If you are in a dating relationship, there are some red flags you should look for when pursuing a relationship. Here are just a few that I would suggest. These are “deal-breakers.”
#1 – They are not willing to fight FOR purity. (Trust me…if they won’t fight for purity with you before you are married, then there is a greater chance they won’t fight for purity after you are married.)
#2 – If they are trying to get me to compromise with what God’s Word says so clearly. (If they lead you away from God’s Word before marriage, they will do so even more after marriage…the way they have lived in their past and the way they are living now are indicators of how they are going to live when they marry you. You cannot change them…you are NOT the Holy Spirit!)

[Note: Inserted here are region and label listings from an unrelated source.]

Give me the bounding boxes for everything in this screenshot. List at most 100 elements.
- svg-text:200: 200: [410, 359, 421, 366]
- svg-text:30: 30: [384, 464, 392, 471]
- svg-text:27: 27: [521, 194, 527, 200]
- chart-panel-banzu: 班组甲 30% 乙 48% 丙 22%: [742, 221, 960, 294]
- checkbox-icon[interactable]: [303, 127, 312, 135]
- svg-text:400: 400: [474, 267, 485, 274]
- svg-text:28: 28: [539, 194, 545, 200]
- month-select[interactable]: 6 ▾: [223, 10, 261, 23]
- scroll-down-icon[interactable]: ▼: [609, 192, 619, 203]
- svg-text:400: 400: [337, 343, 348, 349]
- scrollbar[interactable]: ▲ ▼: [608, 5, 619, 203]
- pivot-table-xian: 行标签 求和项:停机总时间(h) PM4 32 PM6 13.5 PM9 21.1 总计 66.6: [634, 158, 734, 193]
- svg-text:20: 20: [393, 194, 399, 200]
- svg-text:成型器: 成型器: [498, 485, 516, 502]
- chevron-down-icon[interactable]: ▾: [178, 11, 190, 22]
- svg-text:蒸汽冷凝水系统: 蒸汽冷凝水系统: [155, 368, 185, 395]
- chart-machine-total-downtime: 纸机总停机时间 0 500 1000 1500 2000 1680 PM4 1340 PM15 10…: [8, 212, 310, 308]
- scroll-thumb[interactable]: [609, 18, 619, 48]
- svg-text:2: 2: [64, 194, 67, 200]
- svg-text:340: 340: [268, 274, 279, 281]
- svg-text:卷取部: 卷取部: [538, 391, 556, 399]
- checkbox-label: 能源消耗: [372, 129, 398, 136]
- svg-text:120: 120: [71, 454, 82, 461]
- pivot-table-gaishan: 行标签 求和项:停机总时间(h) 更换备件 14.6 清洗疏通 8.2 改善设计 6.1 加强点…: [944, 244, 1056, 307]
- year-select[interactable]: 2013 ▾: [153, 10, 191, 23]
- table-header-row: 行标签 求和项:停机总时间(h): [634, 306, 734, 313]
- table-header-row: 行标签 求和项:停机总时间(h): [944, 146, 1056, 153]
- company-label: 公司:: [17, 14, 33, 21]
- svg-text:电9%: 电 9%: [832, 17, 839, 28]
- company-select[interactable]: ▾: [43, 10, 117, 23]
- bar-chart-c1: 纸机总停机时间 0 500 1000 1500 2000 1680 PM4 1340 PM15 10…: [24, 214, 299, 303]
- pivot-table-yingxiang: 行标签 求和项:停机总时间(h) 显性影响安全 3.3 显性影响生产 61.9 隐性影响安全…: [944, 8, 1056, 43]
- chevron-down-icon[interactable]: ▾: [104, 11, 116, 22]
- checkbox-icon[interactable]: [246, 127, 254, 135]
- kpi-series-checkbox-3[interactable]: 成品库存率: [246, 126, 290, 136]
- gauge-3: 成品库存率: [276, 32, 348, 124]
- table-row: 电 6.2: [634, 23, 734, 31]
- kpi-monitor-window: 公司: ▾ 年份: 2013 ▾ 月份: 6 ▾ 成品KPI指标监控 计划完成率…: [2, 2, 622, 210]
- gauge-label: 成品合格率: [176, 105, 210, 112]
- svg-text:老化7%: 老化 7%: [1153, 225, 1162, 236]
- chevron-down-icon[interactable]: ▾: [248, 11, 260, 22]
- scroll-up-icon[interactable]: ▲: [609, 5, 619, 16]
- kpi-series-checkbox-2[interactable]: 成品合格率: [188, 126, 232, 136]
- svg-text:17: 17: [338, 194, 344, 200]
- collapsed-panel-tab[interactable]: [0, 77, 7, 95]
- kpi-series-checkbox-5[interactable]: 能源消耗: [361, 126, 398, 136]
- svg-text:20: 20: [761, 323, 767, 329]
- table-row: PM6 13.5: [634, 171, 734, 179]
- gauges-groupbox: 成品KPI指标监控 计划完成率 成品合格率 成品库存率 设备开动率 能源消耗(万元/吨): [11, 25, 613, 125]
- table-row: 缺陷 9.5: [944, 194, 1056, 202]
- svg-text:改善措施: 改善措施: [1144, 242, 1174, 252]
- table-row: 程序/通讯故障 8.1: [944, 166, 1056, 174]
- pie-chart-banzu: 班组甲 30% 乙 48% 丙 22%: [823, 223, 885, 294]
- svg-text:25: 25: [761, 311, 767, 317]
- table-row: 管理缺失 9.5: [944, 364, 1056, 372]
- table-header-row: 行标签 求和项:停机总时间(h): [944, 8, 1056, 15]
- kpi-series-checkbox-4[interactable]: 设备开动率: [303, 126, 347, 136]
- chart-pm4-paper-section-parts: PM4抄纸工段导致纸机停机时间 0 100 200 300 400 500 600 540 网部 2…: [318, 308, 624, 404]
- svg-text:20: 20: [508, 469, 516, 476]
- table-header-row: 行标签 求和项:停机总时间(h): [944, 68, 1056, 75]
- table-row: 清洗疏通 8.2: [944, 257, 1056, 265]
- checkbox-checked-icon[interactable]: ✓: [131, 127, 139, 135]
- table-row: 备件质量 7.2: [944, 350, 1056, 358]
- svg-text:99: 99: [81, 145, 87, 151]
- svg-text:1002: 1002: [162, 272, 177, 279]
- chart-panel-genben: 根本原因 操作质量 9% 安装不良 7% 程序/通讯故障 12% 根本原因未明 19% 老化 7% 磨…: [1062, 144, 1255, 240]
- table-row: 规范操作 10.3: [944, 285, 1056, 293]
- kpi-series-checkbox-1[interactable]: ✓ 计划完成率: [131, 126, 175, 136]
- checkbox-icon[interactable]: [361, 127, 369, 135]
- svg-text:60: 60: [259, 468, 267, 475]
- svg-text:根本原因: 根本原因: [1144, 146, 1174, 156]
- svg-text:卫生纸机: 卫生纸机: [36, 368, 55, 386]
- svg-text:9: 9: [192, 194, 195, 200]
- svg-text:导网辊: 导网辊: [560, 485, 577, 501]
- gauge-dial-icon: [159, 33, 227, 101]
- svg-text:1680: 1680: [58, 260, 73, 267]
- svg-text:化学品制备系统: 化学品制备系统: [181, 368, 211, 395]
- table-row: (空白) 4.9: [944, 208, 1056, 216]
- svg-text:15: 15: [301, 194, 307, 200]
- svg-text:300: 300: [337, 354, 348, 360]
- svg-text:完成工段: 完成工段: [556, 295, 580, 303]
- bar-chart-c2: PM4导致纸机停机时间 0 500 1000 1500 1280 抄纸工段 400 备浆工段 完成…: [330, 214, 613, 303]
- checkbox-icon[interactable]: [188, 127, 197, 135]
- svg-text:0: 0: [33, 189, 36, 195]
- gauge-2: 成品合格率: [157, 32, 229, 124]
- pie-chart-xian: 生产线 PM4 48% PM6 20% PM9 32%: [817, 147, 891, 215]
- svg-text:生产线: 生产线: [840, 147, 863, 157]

#3 – If you are always defending him/her to the people who know me, love me and love Jesus. (Love is blind…and many times you cannot see the blind spots that others can see so clearly.)
#4 – If you find yourself not wanting to talk about him/her in front of the people in your life that you know may disapprove of the relationship for some reason. (Because…when this happens you are choosing to ignore what the Lord could be trying to make obvious through others because you are too involved emotionally to make a rational decision.)
#5 – If you know the relationship isn’t really going anywhere…but you don’t want to “break up” because doing so would cause you to be insecure, because you have allowed yourself to be identified by who you are dating rather than who you are in Christ.
#6 – You find out that they are lying to you. If they lie to you before you are married, then they will lie to you in marriage.
#7 – If you cannot confront them about issues without them losing their temper.
#8 – If you discover that they are unfaithful to you.
#9 – If something about them absolutely drives you insane…but you convince yourself that after you get married “that problem” will go away. (Actually…it won’t, it will get larger!)
#10 – If the Lord has specifically spoken to you and instructed you to end the relationship but you can’t/won’t because you either “don’t want to hurt them” or you fear that if you end this relationship then you won’t have another chance at one.